Now that we have 'lost' the target of PHP6, maintaining a stable platform for
the time being is VERY important! Currently PHP5.2 is that stable platform.
--
Lester Caine - G8HFL
Contact - http://lsces.co.uk/wiki/?page=contact
L.S.Caine Electronic Services - http://lsces.co.uk
EnquirySolve - http://enquirysolve.com/
Model Engineers Digital Workshop - http://medw.co.uk//
Firebird - http://www.firebirdsql.org/index.php
I really do not understand you
First you would like to see a incomatible change
without any sense because you do not like some code
On the other hand you are crying about the changes in 5.3
because your code which can not live with it since
you ignored warnings long time ago
So this sounds like "bc does not interest me as long it affects
me personally"
Am 25.07.2010 11:17, schrieb Karoly Negyesi:
[PHP-DEV] Please reconsider supporting PHP 5.2
A mere year after releasing Version 5.3.0 (Version 5.3.0 30-June-2009)
you are dropping PHP 5.2 support.This is a very interesting decision as 5.3.0, compatibility wise, is a
major release. I always felt it was PHP 6.0 but it was not called so
because there was a development branched called that (which was later
abandoned).Serious BC breaking changes include
Am 23.07.2010 00:54, schrieb Karoly Negyesi:
[PHP-DEV] Remove variable function and method calls
Given that call_user_func exists I would recommend to remove $foo()

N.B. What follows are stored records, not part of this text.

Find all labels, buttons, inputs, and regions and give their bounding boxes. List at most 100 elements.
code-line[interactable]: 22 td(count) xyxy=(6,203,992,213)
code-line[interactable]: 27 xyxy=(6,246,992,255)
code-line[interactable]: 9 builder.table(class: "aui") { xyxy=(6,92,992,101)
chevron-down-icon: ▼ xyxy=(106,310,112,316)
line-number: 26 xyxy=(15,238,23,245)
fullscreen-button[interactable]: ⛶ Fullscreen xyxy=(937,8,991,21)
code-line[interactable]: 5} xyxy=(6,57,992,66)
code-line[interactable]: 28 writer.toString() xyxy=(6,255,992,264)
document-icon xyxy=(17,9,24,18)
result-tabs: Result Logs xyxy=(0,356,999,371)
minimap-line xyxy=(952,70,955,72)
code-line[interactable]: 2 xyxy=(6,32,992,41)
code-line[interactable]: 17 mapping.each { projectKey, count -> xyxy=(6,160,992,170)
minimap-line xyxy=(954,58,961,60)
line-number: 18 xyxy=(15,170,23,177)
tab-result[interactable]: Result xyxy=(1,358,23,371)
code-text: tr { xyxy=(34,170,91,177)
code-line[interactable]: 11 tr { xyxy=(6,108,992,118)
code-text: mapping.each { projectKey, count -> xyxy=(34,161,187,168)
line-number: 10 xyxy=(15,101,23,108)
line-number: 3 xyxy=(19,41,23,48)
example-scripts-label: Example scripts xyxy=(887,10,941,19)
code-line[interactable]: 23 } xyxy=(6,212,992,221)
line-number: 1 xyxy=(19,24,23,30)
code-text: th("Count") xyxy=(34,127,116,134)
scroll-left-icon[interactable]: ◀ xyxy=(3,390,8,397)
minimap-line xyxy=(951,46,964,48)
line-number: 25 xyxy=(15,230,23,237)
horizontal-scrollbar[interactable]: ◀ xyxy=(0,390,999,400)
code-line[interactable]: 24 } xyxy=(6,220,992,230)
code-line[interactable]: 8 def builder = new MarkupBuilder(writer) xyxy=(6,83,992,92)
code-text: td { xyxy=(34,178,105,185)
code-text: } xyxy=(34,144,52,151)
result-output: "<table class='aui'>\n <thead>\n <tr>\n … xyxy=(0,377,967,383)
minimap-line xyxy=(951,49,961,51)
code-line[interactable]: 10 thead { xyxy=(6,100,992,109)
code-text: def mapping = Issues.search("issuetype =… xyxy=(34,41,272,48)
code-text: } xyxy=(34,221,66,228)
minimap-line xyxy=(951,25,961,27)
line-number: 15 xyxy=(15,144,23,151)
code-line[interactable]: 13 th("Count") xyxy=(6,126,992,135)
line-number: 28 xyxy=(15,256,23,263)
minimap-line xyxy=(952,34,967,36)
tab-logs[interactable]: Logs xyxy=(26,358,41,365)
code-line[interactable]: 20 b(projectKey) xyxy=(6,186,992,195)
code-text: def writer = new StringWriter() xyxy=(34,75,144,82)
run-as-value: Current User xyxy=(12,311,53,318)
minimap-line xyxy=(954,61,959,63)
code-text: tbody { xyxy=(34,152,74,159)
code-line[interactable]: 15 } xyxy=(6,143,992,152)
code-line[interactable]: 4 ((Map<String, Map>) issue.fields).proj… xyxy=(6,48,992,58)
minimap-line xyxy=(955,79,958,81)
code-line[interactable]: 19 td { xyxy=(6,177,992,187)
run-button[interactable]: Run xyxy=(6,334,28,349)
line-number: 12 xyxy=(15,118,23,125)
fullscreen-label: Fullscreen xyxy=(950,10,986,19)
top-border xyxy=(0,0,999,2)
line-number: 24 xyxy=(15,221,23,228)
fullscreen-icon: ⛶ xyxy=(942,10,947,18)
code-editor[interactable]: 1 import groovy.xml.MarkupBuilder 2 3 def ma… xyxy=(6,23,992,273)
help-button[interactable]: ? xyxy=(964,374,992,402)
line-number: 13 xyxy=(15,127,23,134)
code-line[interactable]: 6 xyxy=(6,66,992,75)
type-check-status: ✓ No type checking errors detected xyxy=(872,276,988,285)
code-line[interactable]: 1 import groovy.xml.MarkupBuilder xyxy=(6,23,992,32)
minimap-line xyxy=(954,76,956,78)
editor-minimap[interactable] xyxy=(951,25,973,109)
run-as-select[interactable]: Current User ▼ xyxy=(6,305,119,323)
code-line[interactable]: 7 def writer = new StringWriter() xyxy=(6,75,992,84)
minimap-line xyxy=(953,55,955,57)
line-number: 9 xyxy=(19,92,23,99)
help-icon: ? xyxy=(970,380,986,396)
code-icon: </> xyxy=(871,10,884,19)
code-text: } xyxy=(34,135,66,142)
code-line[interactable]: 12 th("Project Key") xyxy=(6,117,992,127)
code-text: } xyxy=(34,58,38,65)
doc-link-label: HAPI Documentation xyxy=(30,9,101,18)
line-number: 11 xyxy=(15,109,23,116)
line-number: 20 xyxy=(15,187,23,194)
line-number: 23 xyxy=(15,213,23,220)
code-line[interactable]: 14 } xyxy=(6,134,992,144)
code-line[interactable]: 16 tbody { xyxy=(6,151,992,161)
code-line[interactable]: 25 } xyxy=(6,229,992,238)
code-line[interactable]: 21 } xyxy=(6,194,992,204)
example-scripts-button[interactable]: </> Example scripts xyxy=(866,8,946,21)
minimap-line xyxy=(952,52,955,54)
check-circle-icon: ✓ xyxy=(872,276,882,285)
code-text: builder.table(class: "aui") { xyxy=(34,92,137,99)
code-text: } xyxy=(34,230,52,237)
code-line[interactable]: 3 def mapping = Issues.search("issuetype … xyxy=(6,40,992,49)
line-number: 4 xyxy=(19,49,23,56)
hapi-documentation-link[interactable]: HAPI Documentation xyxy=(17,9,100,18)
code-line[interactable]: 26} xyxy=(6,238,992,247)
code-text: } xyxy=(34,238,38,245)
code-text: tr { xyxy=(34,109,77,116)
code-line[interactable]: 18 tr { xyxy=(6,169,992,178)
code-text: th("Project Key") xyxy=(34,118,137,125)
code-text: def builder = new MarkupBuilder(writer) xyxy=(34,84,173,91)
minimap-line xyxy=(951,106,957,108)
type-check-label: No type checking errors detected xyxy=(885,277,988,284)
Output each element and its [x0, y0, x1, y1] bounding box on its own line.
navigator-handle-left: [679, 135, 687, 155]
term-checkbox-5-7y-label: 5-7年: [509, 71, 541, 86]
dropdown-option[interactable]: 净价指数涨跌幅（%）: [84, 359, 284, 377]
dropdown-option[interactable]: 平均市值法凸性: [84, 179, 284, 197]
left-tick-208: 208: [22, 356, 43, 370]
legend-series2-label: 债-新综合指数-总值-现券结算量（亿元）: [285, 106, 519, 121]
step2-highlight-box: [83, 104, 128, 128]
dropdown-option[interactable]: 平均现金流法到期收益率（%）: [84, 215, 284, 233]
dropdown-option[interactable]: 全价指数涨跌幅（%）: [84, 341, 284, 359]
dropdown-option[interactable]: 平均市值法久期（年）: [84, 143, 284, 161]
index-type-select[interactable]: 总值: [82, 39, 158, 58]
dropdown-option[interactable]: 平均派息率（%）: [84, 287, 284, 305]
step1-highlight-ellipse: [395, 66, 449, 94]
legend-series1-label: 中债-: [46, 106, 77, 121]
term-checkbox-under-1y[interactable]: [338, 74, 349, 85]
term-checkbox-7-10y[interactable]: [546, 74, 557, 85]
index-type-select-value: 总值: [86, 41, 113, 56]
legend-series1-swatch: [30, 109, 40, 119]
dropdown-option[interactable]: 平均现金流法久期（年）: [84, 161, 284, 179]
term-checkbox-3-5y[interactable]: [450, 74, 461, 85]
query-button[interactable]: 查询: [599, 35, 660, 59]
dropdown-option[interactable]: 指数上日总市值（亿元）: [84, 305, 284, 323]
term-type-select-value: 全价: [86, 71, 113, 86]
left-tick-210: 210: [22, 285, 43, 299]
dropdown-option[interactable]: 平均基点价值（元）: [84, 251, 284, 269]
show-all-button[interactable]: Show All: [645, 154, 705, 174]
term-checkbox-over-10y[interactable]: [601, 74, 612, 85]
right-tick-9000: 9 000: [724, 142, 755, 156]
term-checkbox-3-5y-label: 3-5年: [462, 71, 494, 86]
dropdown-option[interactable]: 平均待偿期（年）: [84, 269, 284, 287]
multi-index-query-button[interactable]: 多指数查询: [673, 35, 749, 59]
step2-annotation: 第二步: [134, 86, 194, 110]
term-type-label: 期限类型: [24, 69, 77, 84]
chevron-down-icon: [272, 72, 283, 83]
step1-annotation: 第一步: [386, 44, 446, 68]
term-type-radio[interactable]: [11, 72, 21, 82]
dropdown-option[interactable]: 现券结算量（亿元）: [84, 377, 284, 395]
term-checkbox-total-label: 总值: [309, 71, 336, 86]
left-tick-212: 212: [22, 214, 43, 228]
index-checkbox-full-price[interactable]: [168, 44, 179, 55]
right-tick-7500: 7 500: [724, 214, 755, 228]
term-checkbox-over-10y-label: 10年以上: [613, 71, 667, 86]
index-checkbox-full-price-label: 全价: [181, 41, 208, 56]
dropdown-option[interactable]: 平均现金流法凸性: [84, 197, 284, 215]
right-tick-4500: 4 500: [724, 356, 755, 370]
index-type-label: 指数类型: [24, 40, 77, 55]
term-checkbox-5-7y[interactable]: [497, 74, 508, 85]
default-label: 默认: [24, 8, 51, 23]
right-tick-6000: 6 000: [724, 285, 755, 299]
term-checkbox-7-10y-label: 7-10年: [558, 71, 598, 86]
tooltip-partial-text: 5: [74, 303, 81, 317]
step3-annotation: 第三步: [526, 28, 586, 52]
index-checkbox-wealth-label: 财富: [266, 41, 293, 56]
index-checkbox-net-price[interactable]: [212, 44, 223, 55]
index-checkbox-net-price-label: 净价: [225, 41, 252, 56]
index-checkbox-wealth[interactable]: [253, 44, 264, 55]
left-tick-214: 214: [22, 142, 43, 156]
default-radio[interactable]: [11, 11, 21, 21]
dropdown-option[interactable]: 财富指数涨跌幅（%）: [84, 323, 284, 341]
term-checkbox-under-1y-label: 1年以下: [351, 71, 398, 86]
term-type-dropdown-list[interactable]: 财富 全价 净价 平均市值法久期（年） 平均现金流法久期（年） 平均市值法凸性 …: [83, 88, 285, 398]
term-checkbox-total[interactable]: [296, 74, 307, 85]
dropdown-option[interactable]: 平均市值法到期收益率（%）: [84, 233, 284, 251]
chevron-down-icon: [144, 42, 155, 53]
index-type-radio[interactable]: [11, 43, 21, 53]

from PHP Next.Observe the "logic" in the following examples:
$foo();
new $foo();
classname::$foo;
classname::$foo();There is a word for this and that word is madness.
The simplest is to nuke $foo().
call_user_func()
is a perfect replacement.
hi Reindl,
I really do not understand you
Please do not top post and (re) consider the tone of your posts, in
general. It could be a language barrier but we are here to discuss
technical issues in the most friendly way.
Cheers,
Pierre
@pierrejoye | http://blog.thepimp.net | http://www.libgd.org
So this sounds like "bc does not interest me as long it affects
me personally"
You have this backwards. BC surely interests me but there is no BC,
there is only a pretense of BC so why not break it as we see fit? And
because of this pretense I have asked not to stop supporting PHP 5.2.
Regards
Karoly Negyesi
So this sounds like "bc does not interest me as long it affects
me personally"You have this backwards. BC surely interests me but there is no BC,
there is only a pretense of BC so why not break it as we see fit? And
because of this pretense I have asked not to stop supporting PHP 5.2.
Arguing the same thing in circles is just wasting resources. Could stop your posts until you have something novel to post (and have thought it over and maybe spend a second to not look like a whiney user, but actually as someone who wants to contribute to improve the situation)?
I read you are interested in QAing, so I suggest you check out http://qa.php.net/.
Get setup to run at least the RC's (better yet also the alpha/beta releases, heck even the nightly snapshots) report your findings and assist the doc team in writing the migration guides.